Resample from observations in a group.
Syntax
group_name.resample(options) [output_spec]
You should follow the resample keyword with options, and if desired, an output_spec containing a list of names or a wildcard expression identifying the series to hold the output.
• If a output_spec is a list of target series, the number of names must match the number of target series.
• If you provide a wildcard output_spec, the names of the original series will be used along with the wildcard to construct the output series names. You may not use a wildcard if the series in the groups are expressions.
For example, resampling from a group containing the series X(–1) or LOG(X) will produce an error with a wildcard spec since EViews will attempt to append a suffix to the original name, producing an invalid object name.

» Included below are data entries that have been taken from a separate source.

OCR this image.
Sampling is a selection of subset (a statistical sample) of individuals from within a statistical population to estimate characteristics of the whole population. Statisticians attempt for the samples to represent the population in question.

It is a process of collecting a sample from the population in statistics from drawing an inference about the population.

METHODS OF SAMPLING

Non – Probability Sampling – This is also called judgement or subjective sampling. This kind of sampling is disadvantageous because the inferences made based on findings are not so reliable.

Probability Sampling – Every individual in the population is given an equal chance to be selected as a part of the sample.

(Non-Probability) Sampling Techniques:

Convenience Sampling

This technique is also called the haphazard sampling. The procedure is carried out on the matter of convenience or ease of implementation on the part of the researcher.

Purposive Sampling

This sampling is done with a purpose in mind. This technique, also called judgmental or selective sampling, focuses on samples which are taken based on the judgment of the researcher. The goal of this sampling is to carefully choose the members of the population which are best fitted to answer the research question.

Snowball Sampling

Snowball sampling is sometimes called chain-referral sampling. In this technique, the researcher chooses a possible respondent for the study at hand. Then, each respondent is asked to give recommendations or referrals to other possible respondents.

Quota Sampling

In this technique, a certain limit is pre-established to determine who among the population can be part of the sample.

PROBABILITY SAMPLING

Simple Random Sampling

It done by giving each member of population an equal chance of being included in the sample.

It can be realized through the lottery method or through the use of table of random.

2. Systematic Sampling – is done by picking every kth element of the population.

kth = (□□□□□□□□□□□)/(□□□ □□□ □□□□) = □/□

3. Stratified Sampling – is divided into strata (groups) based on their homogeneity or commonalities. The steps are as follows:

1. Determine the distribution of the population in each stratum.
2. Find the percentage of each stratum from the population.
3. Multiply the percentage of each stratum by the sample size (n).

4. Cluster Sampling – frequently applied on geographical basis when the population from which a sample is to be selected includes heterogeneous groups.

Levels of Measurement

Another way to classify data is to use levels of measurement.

By default, EViews uses the wildcard spec “*_b” as the output_spec.
Options
outsmpl= smpl_spec | Sample to fill the new series. Either provide the sample range in double quotes or specify a named sample object. The default is the current workfile sample. |
name= group_name | Name of group to hold created series. |
permute | Draw from rows without replacement. Default is to draw with replacement. |
weight= series_name | Name of series to be used containing values proportional to the desired row probabilities (importance sampling). The weight series must have non-missing non-negative values in the input sample, but the weights need not add up to 1, as EViews will normalize the weights. If no weights are provided, rows will be drawn with equal probability weights. |
block=integer | Block length for each draw. Must be a positive integer. The default block length is 1. |
withna (default) | [Draw / Do not draw] from all rows in the current sample, including those with NAs. |
dropna | Do not draw from rows that contain missing values in the current workfile sample. |
fixna | Excludes NAs from draws but copies rows containing missing values to the output series. |
nopanel | Ignore panel structure when resampling. By default, EViews will resample within each cross-section and assign to the corresponding cross-section. |
prompt | Force the dialog to appear from within a program. |
• If the group name specified using “name=” provide already exists and is a group object, the group object will be overwritten. If the object already exists but is not a group object, EViews will error.
• Block bootstrap (“block=” length larger than 1) requires a contiguous output sample. A block length larger than 1 cannot be used together with the “fixna” option, and the “outsmpl=” should not contain any gaps.
• The “fixna” option will have an effect only if there are missing values in the overlapping sample of the input sample (current workfile sample) and the output sample specified by “outsmpl”.
• If you specify “fixna”, we first copy any missing values in the overlapping sample to the output series. Then the input sample is adjusted to drop rows containing missing values and the output sample is adjusted so as not to overwrite the copied values.
• If you choose “dropna” and the block length is larger than 1, the input sample may shrink in order to ensure that there are no missing values in any of the drawn blocks.
• If you choose “permute”, the block option will be reset to 1, the “dropna” and “fixna” options will be ignored (reset to the default “withna” option), and the “weight” option will be ignored (reset to default equal weights).
Examples
group g1 x y
g1.resample
creates new series X_B and Y_B by drawing with replacement from the rows of X and Y in the current workfile sample. If X_B or Y_B already exist in the workfile, they will be overwritten if they are series objects, otherwise EViews will error. Note that only values of X_B and Y_B in the output sample (in this case the current workfile sample) will be overwritten.
g1.resample(weight=wt, name=G2) *_2
will append “_2” to the names for the new series, and will create a group objected named G2 containing these series. The rows in the sample will be drawn with probabilities proportional to the corresponding values in the series WT. WT must have non-missing, non-negative values in the current workfile sample.
Cross-references
See
“Resample” for a discussion of the resampling procedure. For additional discussion of wildcards, see
Appendix A. “Wildcards”.
See also
@resample and
@permute for sampling from matrices.